Abstract

Many forms of the 25 corneal dystrophies (CD) manifest already in childhood with bilateral corneal opacities without any visual impairment in most cases. Pain attacks due to recurrent erosion with red eye and epiphora can occur in combination with the first dystrophy-specific corneal opacities, e.g., nest-like lattice lines + corneal erosion in lattice CD. Often we can observe a joint occurrence. The parents accompany their child to consult the ophthalmologist concerning the recurrent and joint pain attacks. The ophthalmologist can also diagnose in such a situation subtle corneal opacities on the painless, contralateral eye, e.g., those of lattice, granular, macular or Reis-Bücklers CD. The correct interpretation of this combination does not lead the ophthalmologist to an inflammatory-, but to a dystrophy-induced interpretation of this entity. In a further group of CD, e.g., in Franceschetti CD, the typical history of this entity is a dominant disorder with recurrent epithelial erosions starting in the first decade, declining in frequency and severity at a later age, and associated with a central, disk-like haze of the subepithelial cornea from middle age.

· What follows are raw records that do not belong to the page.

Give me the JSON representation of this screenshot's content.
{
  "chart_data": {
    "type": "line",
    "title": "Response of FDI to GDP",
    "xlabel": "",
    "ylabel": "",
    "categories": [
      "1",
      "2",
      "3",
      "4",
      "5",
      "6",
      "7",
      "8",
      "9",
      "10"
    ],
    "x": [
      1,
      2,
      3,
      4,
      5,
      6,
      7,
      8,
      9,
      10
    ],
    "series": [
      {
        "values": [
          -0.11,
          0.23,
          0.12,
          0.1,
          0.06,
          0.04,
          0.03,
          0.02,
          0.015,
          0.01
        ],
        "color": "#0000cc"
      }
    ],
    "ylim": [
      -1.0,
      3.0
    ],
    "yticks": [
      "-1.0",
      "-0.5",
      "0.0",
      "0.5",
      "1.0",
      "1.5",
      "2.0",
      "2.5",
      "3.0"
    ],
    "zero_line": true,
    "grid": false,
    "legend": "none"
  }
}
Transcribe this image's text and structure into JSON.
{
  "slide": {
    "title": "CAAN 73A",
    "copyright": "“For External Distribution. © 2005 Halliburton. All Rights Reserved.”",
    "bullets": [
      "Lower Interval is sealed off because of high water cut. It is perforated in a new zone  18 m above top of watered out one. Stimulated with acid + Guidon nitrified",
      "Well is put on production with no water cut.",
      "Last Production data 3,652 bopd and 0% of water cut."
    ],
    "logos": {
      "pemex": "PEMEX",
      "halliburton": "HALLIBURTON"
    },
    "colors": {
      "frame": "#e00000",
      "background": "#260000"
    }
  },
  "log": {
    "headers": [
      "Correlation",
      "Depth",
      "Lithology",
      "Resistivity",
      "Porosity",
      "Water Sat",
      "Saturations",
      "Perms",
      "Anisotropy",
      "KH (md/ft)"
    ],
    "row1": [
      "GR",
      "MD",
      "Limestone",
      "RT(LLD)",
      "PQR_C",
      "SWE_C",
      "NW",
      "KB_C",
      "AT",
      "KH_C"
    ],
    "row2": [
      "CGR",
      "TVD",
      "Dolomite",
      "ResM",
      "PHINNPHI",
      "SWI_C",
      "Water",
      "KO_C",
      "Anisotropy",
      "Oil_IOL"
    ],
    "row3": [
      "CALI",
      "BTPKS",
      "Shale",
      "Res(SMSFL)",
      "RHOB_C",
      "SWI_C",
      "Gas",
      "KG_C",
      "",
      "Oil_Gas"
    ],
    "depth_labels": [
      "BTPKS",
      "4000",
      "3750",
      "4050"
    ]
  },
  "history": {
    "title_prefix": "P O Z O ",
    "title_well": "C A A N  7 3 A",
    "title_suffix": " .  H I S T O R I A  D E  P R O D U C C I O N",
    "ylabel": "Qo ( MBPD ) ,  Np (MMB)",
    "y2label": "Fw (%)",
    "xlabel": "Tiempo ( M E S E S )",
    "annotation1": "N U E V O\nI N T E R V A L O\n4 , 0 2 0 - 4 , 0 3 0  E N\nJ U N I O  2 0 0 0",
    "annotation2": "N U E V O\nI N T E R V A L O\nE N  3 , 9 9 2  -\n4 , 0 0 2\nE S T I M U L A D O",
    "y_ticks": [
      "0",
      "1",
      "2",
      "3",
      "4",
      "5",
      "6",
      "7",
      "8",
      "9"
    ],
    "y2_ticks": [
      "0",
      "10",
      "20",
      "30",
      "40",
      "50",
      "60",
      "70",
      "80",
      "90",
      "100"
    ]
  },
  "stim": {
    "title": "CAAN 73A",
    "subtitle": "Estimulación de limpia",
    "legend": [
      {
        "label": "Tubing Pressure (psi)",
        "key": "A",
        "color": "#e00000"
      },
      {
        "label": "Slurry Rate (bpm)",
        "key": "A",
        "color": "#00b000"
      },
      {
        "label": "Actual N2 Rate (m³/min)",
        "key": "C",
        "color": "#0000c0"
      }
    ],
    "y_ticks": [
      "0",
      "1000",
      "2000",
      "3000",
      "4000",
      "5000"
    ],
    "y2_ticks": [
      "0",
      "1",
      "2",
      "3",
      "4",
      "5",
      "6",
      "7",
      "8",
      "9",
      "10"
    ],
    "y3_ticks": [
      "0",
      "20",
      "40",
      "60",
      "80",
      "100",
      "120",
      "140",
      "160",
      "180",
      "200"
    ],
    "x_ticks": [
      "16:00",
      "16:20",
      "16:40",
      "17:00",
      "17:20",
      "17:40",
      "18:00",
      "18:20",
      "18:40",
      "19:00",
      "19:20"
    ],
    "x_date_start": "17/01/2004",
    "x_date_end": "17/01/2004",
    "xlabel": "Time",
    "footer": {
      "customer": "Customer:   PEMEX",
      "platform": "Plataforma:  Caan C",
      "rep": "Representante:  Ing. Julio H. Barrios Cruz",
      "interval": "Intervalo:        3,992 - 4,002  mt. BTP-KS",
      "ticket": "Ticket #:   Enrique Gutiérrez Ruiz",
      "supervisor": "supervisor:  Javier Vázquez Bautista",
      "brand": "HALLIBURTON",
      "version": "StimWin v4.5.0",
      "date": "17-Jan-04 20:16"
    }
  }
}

The recurrent erosions in childhood lasted 3-5 days and were followed by complete recovery. Congenital corneal clouding in the form of a milky ground-glass appearance can be observed in the rare endothelial CD, such as in congenital hereditary endothelial dystrophy 1 and 2 (CHED 1 and 2), X-linked endothelial CD (XECD), and in posterior polymorphous CD (PPCD). The differential diagnosis for congenital glaucoma is of essential importance. The parents of babies with congenital corneal opacification should be examined at the slit-lamp to in- or exclude the appearance of mooncrater-like endothelial changes.